The original car’s base engine was a 351 cubic-inch V8 and it topped out with the mighty 428 Cobra Jet. The concept of a lower, meaner Mustang was sketched out early on, highlighting the Mach’s expected design cues.

Ford Mach I design sketches. Photo: Ford Motor Co.

Those doodles were rendered in the metal by 1966, when what resembled a squashed ’67 Mustang was shown as the Mach I concept car.

1966 Ford Mustang Mach I concept car. Photo: Ford Motor Co.

Today, the Mustang has a potential vacancy in its model line between the everyman muscle car 435-horsepower GT and the exotic 526-horsepower Shelby GT350. The Mustang has been a license to print money for Ford, second only to the F-150, and a Mach I could help the Blue Oval reap still more of it from the Mustang line.

1970 Ford Mustang Mach I. Photo: Ford Motor Co.

The Mach I has traditionally been visually identifiable by its liberal use of blacked-out panels and by its front air dam and rear spoiler. The original Mach I ran from 1969 until 1973, after which Ford made the temporary mistake of replacing the Mustang with the Mustang II.

1971 Ford Mustang Mustang Mach I. Photo: Mecum Auctions

“II” was a popular suffix Ford applied to a variety of other Ford models also, including the LTD II and Bronco II. No one has ever been able to explain Ford’s use of the “II” nomenclature, which arose while the company was run by Henry Ford II. 

1976 Ford Mustang II Mach I. Photo: Ford Motor Co.

The ’70s were unkind to performance cars, and the Mach I even briefly lost its V8 powerplant, before it was restored in the 1975 Mustang II in the form of an anemic 2-barrel carbureted small block 302. When the Mustang II was replaced for the 1979 model year by the first of the decades of Mustangs built on Ford’s corporate Fox platform, the Mach I died with it.

2003 Ford Mustang Mach I. Photo: Ford Motor Co.

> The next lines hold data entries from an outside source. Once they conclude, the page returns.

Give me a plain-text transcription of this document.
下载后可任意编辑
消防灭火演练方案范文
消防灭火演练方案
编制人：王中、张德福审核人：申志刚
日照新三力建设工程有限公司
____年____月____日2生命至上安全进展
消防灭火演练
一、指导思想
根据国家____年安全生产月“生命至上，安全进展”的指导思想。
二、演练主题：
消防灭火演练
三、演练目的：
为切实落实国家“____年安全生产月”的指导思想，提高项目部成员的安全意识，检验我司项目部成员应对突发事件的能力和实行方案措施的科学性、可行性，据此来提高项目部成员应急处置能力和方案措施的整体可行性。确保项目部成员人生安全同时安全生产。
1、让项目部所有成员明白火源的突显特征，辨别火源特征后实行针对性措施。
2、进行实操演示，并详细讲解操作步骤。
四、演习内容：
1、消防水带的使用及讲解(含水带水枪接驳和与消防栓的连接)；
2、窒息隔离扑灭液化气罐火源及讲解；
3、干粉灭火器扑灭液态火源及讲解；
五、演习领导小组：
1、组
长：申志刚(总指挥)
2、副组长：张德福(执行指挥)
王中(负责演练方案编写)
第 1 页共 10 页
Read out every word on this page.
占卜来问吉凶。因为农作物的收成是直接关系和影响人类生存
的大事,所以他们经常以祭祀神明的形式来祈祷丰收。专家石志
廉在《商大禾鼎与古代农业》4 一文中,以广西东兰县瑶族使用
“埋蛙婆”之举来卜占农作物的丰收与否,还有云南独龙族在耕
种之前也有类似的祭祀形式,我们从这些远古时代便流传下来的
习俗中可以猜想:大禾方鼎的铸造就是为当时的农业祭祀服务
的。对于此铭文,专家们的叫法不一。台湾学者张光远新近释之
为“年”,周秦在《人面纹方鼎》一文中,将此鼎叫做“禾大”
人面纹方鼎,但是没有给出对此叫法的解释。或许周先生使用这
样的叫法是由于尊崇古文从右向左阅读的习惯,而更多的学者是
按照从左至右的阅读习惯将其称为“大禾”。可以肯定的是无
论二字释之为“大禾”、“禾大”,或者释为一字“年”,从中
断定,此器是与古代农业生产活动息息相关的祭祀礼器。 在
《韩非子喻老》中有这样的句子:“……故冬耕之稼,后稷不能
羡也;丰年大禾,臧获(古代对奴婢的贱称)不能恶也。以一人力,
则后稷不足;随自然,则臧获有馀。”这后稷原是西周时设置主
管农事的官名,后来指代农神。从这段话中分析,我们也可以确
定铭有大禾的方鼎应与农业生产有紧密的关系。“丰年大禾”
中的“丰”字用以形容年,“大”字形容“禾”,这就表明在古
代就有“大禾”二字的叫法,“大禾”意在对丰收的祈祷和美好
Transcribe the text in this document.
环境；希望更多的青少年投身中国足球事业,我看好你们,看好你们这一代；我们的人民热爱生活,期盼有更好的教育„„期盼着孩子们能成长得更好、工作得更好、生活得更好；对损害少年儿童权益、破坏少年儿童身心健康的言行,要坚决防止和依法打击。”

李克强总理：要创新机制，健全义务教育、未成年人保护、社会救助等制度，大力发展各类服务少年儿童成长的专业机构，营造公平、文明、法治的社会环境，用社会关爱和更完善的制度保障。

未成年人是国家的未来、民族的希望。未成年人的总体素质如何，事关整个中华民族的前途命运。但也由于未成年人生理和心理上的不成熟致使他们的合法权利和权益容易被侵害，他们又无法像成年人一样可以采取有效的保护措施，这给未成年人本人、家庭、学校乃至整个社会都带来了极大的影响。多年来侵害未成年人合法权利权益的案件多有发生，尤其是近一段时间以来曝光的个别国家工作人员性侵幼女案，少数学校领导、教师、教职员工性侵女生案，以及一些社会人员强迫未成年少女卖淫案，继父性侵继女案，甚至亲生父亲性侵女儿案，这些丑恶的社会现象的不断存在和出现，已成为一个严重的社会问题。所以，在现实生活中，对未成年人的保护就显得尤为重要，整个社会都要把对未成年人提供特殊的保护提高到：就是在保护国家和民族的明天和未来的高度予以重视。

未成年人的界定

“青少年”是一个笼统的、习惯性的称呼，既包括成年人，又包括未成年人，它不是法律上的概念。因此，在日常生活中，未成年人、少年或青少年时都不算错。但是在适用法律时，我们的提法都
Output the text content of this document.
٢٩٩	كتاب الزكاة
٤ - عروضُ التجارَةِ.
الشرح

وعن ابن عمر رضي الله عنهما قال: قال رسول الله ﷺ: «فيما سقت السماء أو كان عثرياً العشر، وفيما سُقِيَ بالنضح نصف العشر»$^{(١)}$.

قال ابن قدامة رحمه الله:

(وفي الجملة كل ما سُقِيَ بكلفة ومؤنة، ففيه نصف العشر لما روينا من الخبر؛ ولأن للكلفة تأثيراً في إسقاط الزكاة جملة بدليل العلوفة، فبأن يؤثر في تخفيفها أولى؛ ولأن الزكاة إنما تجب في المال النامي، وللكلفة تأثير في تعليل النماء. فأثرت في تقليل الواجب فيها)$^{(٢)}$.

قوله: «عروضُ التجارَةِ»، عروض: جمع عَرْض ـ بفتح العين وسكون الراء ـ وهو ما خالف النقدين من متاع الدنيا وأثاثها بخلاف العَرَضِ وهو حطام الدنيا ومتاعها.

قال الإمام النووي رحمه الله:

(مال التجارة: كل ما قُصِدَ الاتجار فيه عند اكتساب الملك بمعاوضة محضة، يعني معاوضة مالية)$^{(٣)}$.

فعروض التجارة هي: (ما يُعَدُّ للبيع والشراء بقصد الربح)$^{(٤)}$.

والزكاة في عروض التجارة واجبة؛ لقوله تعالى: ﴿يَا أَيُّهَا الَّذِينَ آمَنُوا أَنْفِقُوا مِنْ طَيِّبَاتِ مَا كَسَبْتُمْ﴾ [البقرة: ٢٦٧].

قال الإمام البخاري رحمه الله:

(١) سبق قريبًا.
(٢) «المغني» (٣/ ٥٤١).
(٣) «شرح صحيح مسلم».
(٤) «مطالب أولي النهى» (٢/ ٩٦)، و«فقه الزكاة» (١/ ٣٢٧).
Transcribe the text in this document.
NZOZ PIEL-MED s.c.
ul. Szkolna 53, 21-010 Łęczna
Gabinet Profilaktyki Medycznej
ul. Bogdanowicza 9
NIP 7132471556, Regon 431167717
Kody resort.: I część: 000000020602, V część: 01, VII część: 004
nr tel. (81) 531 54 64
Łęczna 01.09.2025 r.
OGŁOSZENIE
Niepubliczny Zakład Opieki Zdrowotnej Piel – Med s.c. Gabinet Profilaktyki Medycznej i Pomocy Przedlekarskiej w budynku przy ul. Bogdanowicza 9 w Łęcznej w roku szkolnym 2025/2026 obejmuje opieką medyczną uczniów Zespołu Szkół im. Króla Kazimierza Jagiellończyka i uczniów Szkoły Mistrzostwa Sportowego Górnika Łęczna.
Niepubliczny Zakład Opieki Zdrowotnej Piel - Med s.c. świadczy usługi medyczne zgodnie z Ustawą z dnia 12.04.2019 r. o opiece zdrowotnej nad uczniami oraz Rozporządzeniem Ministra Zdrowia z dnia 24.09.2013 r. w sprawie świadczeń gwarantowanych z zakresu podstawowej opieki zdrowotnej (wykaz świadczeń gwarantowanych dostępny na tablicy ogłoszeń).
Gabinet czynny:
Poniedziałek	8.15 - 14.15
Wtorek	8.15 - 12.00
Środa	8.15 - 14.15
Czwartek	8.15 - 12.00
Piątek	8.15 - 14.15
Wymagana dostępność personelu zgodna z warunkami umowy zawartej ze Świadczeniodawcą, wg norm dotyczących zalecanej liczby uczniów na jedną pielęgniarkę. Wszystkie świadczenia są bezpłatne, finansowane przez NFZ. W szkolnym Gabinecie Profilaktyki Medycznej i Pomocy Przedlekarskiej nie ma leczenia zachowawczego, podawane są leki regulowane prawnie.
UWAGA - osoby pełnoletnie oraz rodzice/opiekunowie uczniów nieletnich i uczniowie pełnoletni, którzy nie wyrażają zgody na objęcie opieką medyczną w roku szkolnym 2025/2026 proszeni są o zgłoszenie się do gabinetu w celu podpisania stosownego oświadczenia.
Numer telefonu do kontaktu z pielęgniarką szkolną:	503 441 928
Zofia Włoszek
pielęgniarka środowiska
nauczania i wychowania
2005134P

However, just as the last of those by-then-obsolete Mustangs were heading to showrooms built on the SN95 updated Fox chassis in 2003, Ford’s solution to kindle interest in the soon-to-be-replaced Mustang was to revive the long-dormant Mach I name.

1969 Ford Mustang Mach I 428 Cobra Jet engine with shaker air intake. Photo: Barrett-Jackson Auction Co. 

The 2003 car’s styling signature was its “shaker” air intake that was mounted on the engine and protruded through the hood, just like the one on the 1969 Mach I. Ford built 6,500 of the Mach I tribute cars in 2003, then introduced the all-new retro-styled 2005 edition of the Mustang.

1969 Ford Mustang Mach I with “simulated teak-grain” surfaces Photo: Barrett-Jackson Auction Co.

Ford built 72,000 Mach Is in 1969, and according to the experts at Hagerty classic car insurance, even one with the base 351 is worth nearly $38,000 on average. The sought-after big block 428 Super Cobra Jet averages $73,000.

Count us as in favor of the rumored 2018 Mach I revival. But let’s just hope future spy photos are of flaming red prototypes.